Since MongoDB treats the edges just as documents in another collection, I have helped it for the graph queries by creating two more indexes on the _from and _to attributes of the friendship relation. Due to the absence of graph operations I did neighbors of neighbors using the aggregation framework as suggested by Hans-Peter Grasl and did not even try to do shortest paths.

Please note: The write performance of MongoDB 3.0.6 declined significantly. I re-validated the test with MongoDB 3.0.3 and measured the known fast results from the previous tests. (103 sec vs. 324 sec. for 100,000 single writes synced). Nevertheless, as there is no indication that it’s a bug in one of those versions, I stay with the latest release.

Neo4j:

In Neo4j the attribute values of the profile documents are stored as properties of the vertices. For a fair comparison, I created an index on the _key attribute. Neo4j claims to use “index-free adjacency” for the edges, so I did not add another index on edges.

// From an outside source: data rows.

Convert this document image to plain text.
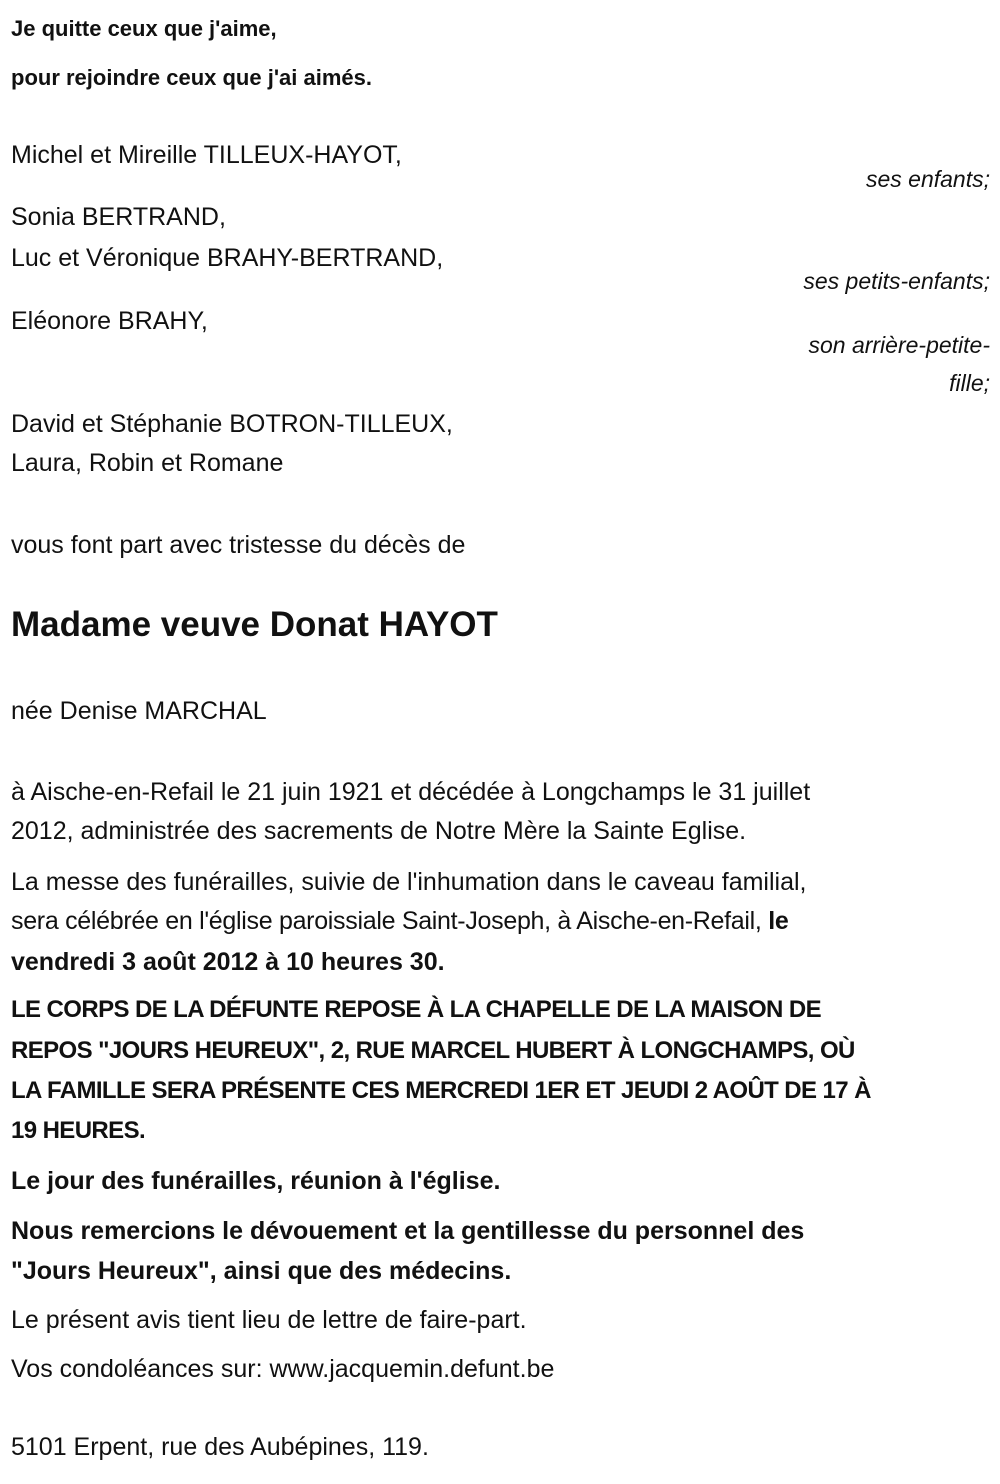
Je quitte ceux que j'aime,
pour rejoindre ceux que j'ai aimés.
Michel et Mireille TILLEUX-HAYOT,
ses enfants;
Sonia BERTRAND,
Luc et Véronique BRAHY-BERTRAND,
ses petits-enfants;
Eléonore BRAHY,
son arrière-petite-
fille;
David et Stéphanie BOTRON-TILLEUX,
Laura, Robin et Romane
vous font part avec tristesse du décès de
Madame veuve Donat HAYOT
née Denise MARCHAL
à Aische-en-Refail le 21 juin 1921 et décédée à Longchamps le 31 juillet
2012, administrée des sacrements de Notre Mère la Sainte Eglise.
La messe des funérailles, suivie de l'inhumation dans le caveau familial,
sera célébrée en l'église paroissiale Saint-Joseph, à Aische-en-Refail, le
vendredi 3 août 2012 à 10 heures 30.
LE CORPS DE LA DÉFUNTE REPOSE À LA CHAPELLE DE LA MAISON DE
REPOS "JOURS HEUREUX", 2, RUE MARCEL HUBERT À LONGCHAMPS, OÙ
LA FAMILLE SERA PRÉSENTE CES MERCREDI 1ER ET JEUDI 2 AOÛT DE 17 À
19 HEURES.
Le jour des funérailles, réunion à l'église.
Nous remercions le dévouement et la gentillesse du personnel des
"Jours Heureux", ainsi que des médecins.
Le présent avis tient lieu de lettre de faire-part.
Vos condoléances sur: www.jacquemin.defunt.be
5101 Erpent, rue des Aubépines, 119.
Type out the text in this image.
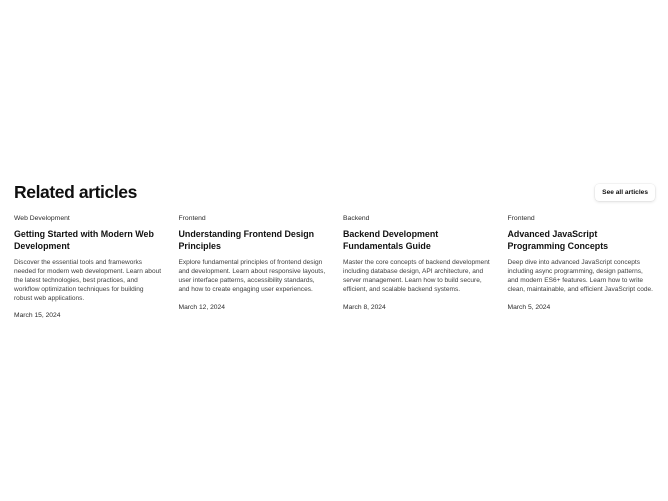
Related articles	See all articles
Web Development
Getting Started with Modern Web Development

Discover the essential tools and frameworks needed for modern web development. Learn about the latest technologies, best practices, and workflow optimization techniques for building robust web applications.

March 15, 2024
Frontend
Understanding Frontend Design Principles

Explore fundamental principles of frontend design and development. Learn about responsive layouts, user interface patterns, accessibility standards, and how to create engaging user experiences.

March 12, 2024
Backend
Backend Development Fundamentals Guide

Master the core concepts of backend development including database design, API architecture, and server management. Learn how to build secure, efficient, and scalable backend systems.

March 8, 2024
Frontend
Advanced JavaScript Programming Concepts

Deep dive into advanced JavaScript concepts including async programming, design patterns, and modern ES6+ features. Learn how to write clean, maintainable, and efficient JavaScript code.

March 5, 2024
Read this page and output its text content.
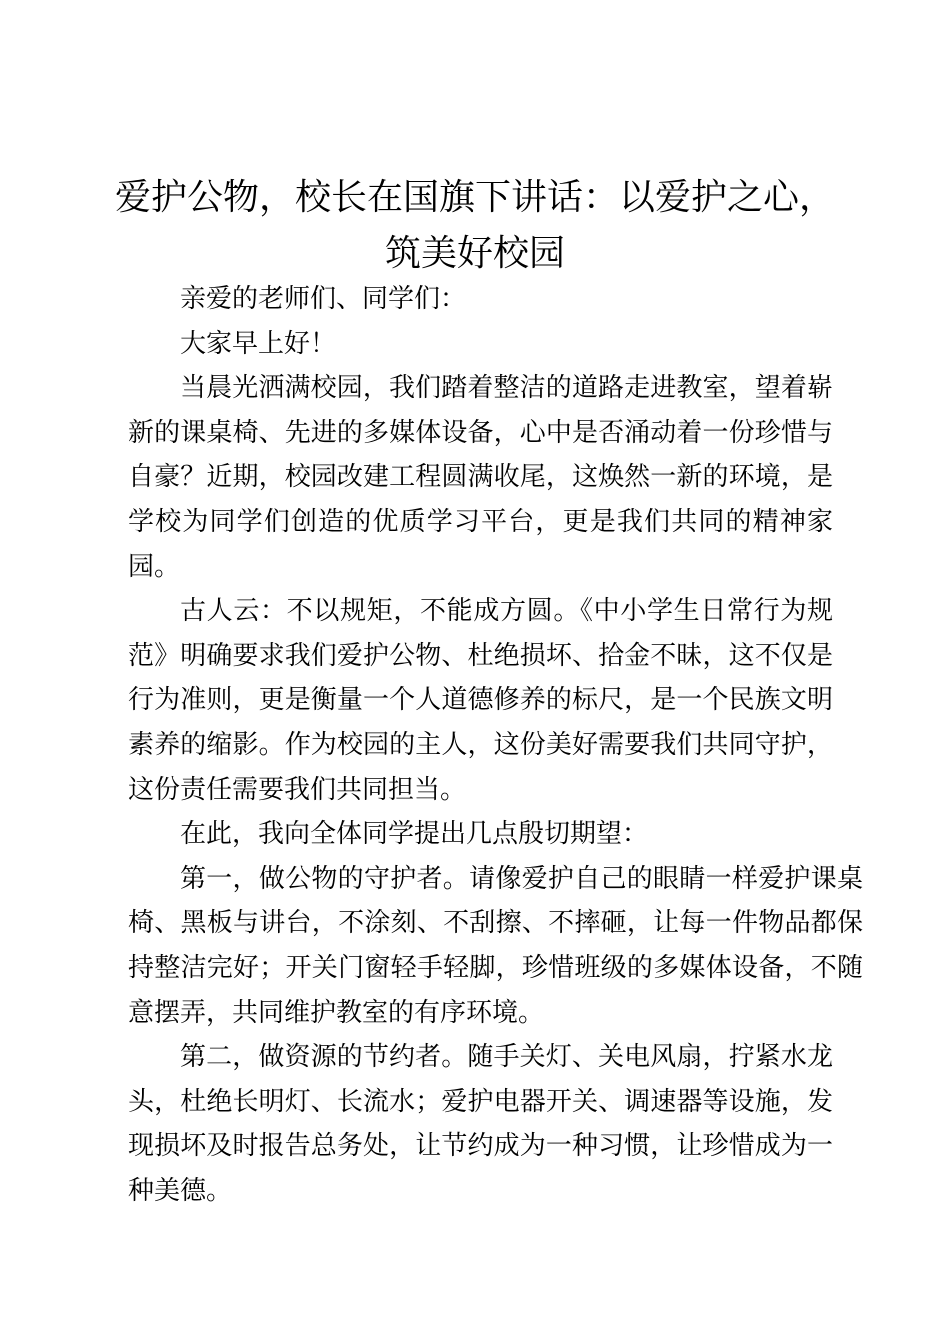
爱护公物，校长在国旗下讲话：以爱护之心，
筑美好校园

亲爱的老师们、同学们：

大家早上好！

当晨光洒满校园，我们踏着整洁的道路走进教室，望着崭新的课桌椅、先进的多媒体设备，心中是否涌动着一份珍惜与自豪？近期，校园改建工程圆满收尾，这焕然一新的环境，是学校为同学们创造的优质学习平台，更是我们共同的精神家园。

古人云：不以规矩，不能成方圆。《中小学生日常行为规范》明确要求我们爱护公物、杜绝损坏、拾金不昧，这不仅是行为准则，更是衡量一个人道德修养的标尺，是一个民族文明素养的缩影。作为校园的主人，这份美好需要我们共同守护，这份责任需要我们共同担当。

在此，我向全体同学提出几点殷切期望：

第一，做公物的守护者。请像爱护自己的眼睛一样爱护课桌椅、黑板与讲台，不涂刻、不刮擦、不摔砸，让每一件物品都保持整洁完好；开关门窗轻手轻脚，珍惜班级的多媒体设备，不随意摆弄，共同维护教室的有序环境。

第二，做资源的节约者。随手关灯、关电风扇，拧紧水龙头，杜绝长明灯、长流水；爱护电器开关、调速器等设施，发现损坏及时报告总务处，让节约成为一种习惯，让珍惜成为一种美德。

I’ve got the configuration parameters from the vendor (thanks to Michael Hunger) and added the writes with sync to disk test as this is the default (and only) behavior Neo4j supports. After the first performance test I’ve also got a custom built Neo4j 2.3 Snapshot from Michael Hunger that improved the performance of Neo4j. With the Enterprise Version 2.3 (M3) it looks like the improvements found their way into the official releases so that everyone can benefit. Open-source is such a cool thing.

OrientDB:

OrientDB 2.0.9 was the 4th best database in most disciplines of the first test. The developers used the published results to analyze some bottlenecks and improved the performance of OrientDB within two weeks after the first published blog post (2.1 RC4). I could now switch from the provided 2.2 preview snapshot to the current 2.2 alpha which seems to includes all the performance improvements of the snapshot.

Please note: There is an OrientDB blog post in response, but it compares apples with oranges by activating / implementing query caches – just in OrientDB – to improve the results.

Postgres:

I have used PostgreSQL with the user profiles stored in a table with two columns, the Profile ID and a JSON data type for the whole profile data. In a second approach, I used a classical relational data modelling with all profile attributes as columns in a table – just for comparison.

Resources and Contribution

All code used in this test can be downloaded from my Github repository and all the data is published in a public Amazon S3 bucket. The tar file consists of two folders data (database) and import (source files).

Everybody is welcome to contribute by testing other databases and sharing the results.